Because they don't pay greedy ass morons like Owens what THEY think they are worth. Owens may get $40+ Million but he THINKS he deserves $120 Million. That's how...

Billsouth
11-10-2005, 07:55 PM
well, actually i think they use a loophole. clump knows a lot more about it but it involves putting unreachable incentives in some contracts (i.e. if j.p losman wins 2 games in a row he receives 2 mil bonus). the incentive counts against the cap the year it is in the contract but the team gets a credit the next year if it is not reached.

we should have put such an incentive in mw's contract. we would be 50 million under the cap

ajsdx
11-10-2005, 08:10 PM
well, actually i think they use a loophole. clump knows a lot more about it but it involves putting unreachable incentives in some contracts (i.e. if j.p losman wins 2 games in a row he receives 2 mil bonus). the incentive counts against the cap the year it is in the contract but the team gets a credit the next year if it is not reached.
we should have put such an incentive in mw's contract. we would be 50 million under the cap

lol...i like JP, but that dig was very nice. well done.

Turf
11-10-2005, 09:48 PM
well, actually i think they use a loophole. clump knows a lot more about it but it involves putting unreachable incentives in some contracts (i.e. if j.p losman wins 2 games in a row he receives 2 mil bonus). the incentive counts against the cap the year it is in the contract but the team gets a credit the next year if it is not reached.
we should have put such an incentive in mw's contract. we would be 50 million under the cap

LMAO

gannd
11-10-2005, 09:54 PM
They always are under the cap like that. But I guess theres an accountant out there that could give you an answer.

chubluv
11-10-2005, 10:01 PM
How is Philly 10-15 million under the cap?

Very Carefully!!

BSXIII
11-10-2005, 10:19 PM
Teams get cap credits for likely to be earned (LTBE) bonus incentives that aren't met the following season. When the Pats cut Milloy a few years back, they freed up cap space, but it was too late to use it. They did something ridiculous like giving a RB who wasn't gonna return a punt all year a bonus for punt return yards, when restructuring his contract(I forget the exact specifics, but it was something along these lines). The idea was rather than be $2M under the cap that year when it was too late to sign anyone else, they'd max the cap out that year and get a $2M credit the next year. Anyhow, the player never had a chance to earn the bonus, and as a result they were credited on the next years cap.

Devin
11-11-2005, 01:21 AM
I hear that next year Philly will be 10-15 million under the cap.
How in the world does a team that went to 4 straight Super Bowls

I am assuming you meant 1 Superbowl and 4 NFC Championship games or something along those lines?

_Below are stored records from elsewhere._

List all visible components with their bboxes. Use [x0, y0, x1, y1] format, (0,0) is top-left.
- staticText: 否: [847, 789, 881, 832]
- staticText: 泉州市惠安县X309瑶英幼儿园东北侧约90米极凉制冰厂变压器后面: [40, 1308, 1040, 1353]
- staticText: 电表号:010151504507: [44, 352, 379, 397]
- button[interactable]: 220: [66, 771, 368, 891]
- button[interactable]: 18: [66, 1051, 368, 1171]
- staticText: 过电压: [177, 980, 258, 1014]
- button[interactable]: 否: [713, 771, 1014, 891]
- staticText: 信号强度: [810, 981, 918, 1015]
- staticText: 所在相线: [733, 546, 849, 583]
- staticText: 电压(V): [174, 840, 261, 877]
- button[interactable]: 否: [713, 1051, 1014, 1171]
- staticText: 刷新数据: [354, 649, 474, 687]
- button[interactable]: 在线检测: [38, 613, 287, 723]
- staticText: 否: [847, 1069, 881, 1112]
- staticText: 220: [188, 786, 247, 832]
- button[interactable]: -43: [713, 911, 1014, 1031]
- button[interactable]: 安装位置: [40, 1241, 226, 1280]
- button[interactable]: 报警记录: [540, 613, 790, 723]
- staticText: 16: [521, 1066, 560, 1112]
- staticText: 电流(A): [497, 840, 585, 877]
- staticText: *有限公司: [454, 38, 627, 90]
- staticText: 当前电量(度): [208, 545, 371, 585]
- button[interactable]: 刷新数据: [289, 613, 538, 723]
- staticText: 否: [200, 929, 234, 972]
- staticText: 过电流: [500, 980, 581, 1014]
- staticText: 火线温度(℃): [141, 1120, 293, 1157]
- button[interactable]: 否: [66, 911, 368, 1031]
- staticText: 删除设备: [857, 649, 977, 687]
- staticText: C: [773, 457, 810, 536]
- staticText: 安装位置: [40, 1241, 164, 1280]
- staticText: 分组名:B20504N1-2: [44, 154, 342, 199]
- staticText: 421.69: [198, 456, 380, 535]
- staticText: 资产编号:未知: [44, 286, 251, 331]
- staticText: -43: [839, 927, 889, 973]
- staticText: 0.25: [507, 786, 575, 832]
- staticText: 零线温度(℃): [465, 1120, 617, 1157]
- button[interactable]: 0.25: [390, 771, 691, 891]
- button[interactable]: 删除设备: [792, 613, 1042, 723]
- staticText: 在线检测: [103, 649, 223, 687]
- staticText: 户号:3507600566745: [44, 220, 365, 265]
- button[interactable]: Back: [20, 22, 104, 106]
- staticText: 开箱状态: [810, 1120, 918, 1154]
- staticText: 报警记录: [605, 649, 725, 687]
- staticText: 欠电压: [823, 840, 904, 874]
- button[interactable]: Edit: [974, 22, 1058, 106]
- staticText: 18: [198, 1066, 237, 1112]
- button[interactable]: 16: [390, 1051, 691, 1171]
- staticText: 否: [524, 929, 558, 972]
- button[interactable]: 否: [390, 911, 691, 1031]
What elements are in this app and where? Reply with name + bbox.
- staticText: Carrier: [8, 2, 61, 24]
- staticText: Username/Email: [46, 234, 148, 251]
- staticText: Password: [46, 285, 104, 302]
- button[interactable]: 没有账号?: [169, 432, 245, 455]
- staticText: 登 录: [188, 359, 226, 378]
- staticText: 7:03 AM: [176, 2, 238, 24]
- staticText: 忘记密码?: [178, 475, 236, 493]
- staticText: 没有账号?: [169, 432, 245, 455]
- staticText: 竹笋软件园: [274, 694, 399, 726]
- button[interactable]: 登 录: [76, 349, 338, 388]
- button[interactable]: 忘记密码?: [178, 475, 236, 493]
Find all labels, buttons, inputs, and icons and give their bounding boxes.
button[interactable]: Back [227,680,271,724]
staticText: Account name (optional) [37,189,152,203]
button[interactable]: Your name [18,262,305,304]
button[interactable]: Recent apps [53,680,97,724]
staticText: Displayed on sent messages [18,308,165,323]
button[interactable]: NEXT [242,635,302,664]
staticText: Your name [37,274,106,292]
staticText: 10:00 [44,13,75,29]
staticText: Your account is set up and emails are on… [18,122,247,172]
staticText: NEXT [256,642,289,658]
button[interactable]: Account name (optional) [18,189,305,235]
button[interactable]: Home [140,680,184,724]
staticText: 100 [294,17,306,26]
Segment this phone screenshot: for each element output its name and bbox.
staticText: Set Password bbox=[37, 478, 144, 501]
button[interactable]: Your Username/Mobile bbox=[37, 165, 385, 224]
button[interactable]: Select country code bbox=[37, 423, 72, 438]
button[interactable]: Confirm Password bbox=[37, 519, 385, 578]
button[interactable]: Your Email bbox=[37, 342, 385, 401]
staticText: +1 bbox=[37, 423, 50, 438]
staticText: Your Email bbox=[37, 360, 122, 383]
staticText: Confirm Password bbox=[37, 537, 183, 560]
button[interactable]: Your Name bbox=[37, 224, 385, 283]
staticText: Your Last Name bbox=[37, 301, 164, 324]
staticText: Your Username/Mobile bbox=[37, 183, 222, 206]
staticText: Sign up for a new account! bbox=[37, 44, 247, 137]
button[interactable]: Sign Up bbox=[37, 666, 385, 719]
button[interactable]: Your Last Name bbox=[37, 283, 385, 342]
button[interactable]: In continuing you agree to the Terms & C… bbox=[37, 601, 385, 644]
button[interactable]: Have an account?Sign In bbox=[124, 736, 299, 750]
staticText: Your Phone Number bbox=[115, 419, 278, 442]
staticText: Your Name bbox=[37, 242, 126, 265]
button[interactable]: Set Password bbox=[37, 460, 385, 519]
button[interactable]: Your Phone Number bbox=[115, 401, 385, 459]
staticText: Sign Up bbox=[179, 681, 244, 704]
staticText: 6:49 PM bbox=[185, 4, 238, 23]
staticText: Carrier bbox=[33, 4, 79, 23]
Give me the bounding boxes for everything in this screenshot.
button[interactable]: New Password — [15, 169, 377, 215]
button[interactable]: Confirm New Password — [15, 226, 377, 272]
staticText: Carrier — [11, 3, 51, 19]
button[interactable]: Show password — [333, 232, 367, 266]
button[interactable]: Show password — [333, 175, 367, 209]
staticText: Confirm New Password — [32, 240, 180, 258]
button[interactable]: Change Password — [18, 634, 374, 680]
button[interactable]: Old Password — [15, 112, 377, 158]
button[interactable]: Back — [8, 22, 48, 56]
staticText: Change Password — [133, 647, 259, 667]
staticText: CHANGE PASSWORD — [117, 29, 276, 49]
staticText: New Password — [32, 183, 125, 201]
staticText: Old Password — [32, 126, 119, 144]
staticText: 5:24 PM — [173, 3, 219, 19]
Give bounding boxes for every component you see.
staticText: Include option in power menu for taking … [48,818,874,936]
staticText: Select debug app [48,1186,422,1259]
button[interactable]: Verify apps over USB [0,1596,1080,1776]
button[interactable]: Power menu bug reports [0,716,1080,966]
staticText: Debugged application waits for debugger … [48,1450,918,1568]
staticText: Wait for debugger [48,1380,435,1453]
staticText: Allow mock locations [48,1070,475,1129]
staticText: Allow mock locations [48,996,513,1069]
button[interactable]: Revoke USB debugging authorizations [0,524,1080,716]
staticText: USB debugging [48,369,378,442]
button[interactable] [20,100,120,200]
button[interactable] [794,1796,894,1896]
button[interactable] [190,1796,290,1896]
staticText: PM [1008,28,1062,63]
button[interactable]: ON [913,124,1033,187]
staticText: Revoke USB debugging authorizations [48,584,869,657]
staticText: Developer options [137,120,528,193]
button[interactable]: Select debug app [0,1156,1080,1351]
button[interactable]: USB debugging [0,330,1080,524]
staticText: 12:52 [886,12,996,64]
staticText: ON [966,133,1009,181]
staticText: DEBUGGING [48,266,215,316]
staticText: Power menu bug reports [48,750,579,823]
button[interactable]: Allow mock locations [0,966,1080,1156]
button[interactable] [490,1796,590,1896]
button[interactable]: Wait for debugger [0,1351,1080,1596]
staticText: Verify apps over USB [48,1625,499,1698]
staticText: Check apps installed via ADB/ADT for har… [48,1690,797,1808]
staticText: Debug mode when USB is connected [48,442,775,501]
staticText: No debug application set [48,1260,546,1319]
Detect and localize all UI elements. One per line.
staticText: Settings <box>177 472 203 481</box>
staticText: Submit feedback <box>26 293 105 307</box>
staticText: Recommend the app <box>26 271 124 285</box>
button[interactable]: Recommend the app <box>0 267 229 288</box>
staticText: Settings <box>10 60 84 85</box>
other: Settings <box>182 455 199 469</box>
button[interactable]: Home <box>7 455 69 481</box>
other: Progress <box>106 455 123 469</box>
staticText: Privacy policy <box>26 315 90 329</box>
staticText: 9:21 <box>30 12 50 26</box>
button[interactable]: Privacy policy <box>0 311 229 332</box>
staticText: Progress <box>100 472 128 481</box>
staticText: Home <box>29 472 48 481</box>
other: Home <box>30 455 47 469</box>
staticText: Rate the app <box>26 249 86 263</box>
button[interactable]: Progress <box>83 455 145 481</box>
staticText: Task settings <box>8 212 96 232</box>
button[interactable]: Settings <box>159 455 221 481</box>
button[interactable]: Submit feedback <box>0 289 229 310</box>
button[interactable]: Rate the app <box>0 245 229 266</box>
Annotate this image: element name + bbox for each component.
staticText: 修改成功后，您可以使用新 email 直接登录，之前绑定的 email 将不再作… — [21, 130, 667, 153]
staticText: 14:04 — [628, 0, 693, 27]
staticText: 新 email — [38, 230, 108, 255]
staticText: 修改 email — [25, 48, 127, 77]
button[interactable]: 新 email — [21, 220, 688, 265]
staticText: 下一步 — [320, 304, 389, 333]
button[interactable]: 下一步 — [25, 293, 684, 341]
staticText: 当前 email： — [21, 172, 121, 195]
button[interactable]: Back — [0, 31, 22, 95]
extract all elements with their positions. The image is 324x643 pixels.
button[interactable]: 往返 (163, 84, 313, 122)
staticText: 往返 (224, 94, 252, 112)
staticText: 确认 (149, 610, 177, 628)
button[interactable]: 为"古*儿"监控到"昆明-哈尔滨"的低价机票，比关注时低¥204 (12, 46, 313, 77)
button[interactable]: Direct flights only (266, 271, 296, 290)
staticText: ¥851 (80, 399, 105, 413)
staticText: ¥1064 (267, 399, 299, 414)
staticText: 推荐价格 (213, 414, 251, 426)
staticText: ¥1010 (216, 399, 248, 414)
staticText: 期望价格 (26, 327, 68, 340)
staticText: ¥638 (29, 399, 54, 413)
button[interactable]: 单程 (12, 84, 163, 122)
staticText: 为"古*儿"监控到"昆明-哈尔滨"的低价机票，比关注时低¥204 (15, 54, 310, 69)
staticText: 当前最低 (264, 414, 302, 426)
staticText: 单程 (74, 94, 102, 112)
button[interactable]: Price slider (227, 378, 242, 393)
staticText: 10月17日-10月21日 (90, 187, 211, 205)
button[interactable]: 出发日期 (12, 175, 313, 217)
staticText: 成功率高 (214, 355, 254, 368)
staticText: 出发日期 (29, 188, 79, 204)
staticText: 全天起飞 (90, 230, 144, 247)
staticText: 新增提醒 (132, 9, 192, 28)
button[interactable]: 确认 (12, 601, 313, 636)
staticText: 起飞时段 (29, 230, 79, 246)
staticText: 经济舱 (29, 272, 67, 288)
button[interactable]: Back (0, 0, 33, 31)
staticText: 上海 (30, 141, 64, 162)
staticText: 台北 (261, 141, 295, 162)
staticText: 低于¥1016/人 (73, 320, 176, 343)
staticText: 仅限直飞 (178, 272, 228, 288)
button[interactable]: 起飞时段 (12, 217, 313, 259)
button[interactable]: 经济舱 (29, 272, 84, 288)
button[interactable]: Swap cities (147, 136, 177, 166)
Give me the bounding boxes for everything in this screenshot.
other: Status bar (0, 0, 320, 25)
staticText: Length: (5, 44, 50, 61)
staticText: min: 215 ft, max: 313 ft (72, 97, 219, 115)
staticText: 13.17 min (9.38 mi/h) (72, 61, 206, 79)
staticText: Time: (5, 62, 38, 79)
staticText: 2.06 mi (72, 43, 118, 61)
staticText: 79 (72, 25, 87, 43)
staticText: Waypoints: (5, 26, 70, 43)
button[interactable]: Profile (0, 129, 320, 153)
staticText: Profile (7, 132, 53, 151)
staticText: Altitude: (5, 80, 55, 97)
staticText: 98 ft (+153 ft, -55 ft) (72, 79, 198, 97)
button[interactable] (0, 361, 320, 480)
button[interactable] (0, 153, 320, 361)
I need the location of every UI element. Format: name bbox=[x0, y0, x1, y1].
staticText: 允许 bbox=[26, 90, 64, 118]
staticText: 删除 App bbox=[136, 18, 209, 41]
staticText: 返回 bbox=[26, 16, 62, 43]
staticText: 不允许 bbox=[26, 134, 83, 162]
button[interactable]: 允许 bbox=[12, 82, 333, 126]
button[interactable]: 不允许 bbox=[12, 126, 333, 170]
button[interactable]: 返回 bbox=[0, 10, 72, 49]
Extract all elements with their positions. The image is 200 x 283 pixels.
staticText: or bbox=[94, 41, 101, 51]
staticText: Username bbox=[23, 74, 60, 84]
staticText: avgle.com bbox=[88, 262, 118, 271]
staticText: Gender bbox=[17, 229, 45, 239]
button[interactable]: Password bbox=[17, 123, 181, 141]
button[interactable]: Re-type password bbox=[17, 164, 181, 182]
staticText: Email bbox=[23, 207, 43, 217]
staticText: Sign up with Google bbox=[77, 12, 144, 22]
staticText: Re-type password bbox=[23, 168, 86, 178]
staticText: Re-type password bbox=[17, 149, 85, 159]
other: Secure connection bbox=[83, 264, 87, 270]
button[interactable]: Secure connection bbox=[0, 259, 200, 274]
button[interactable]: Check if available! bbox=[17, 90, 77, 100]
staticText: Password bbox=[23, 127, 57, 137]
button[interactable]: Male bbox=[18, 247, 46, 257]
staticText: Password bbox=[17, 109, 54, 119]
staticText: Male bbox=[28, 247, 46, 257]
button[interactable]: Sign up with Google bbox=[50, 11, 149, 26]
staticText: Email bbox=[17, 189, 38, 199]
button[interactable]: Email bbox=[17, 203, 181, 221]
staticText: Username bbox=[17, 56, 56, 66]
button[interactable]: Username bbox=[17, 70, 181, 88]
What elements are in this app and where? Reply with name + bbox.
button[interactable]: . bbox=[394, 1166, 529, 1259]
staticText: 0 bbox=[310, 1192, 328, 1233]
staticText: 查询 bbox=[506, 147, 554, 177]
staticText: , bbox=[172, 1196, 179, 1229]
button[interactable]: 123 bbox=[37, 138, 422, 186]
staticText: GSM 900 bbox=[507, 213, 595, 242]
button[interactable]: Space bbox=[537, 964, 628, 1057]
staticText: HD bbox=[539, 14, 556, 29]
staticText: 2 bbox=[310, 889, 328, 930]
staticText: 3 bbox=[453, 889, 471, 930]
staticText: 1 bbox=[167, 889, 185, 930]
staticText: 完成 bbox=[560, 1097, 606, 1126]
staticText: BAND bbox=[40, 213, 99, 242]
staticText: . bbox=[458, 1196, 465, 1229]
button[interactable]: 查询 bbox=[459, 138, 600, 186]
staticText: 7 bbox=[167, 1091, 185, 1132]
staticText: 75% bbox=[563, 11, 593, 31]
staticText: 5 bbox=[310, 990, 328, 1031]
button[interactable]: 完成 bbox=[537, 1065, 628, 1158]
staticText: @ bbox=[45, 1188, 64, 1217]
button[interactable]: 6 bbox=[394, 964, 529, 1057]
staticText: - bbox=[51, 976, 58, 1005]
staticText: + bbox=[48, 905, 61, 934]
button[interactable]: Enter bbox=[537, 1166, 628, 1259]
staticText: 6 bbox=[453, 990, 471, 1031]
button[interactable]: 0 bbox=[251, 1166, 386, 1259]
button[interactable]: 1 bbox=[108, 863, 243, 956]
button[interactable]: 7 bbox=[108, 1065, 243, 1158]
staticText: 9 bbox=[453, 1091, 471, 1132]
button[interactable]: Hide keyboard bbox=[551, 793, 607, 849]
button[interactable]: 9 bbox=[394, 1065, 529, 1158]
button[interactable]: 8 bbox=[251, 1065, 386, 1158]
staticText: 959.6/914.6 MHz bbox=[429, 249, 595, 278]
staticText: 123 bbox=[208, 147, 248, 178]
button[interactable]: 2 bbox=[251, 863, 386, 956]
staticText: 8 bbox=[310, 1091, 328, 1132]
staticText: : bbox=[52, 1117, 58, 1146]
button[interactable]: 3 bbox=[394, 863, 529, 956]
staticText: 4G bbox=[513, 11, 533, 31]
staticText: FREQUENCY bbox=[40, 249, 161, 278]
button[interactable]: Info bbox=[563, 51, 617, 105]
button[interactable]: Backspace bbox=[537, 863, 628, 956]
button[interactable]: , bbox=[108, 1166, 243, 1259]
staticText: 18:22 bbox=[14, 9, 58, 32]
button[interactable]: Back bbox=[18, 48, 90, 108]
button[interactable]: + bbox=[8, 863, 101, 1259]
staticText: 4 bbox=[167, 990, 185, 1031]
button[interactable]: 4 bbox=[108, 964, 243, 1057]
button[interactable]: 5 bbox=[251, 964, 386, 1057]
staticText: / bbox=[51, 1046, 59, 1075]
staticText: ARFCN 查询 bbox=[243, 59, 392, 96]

Id have to refer to clump on this one.

But Philly has been in this shape the past like 3 seasons. Owens is in the 2nd year of I believe a 49 Million dollar deal. Mcnabb signed like a 115 mil - 14 year contract in 2002 or 2003 and that contract escalates gradually his pay doesnt get hairy for Philly till like 2008 or 2009.

Lastly you have Jevon Kearse whose deal is for 8 years and 66 Mil. 20 mil of his contract is paid in the form of a 16 mil signing bonus and 4 mil roster bonus in the first two seasons.

As far as how they managed their money I defer to clump.

Jeff1220
11-11-2005, 06:48 AM
They do develop homegrown players pretty well. Drafting well helps your cap figures tremendously.

BillsFever21
11-11-2005, 08:30 AM
It's called a creative front office. Something we don't have.

madness
11-11-2005, 08:47 AM
How in the world does a team that went to 4 straight Super Bowls,have Mcnabb and sign TO to a 47 million dollar contract, manage to put a team on the field that wins year after. How do they convince these guys to stay for the pay they're getting? Did someone offer them a Wendy's Bacon Melt or something?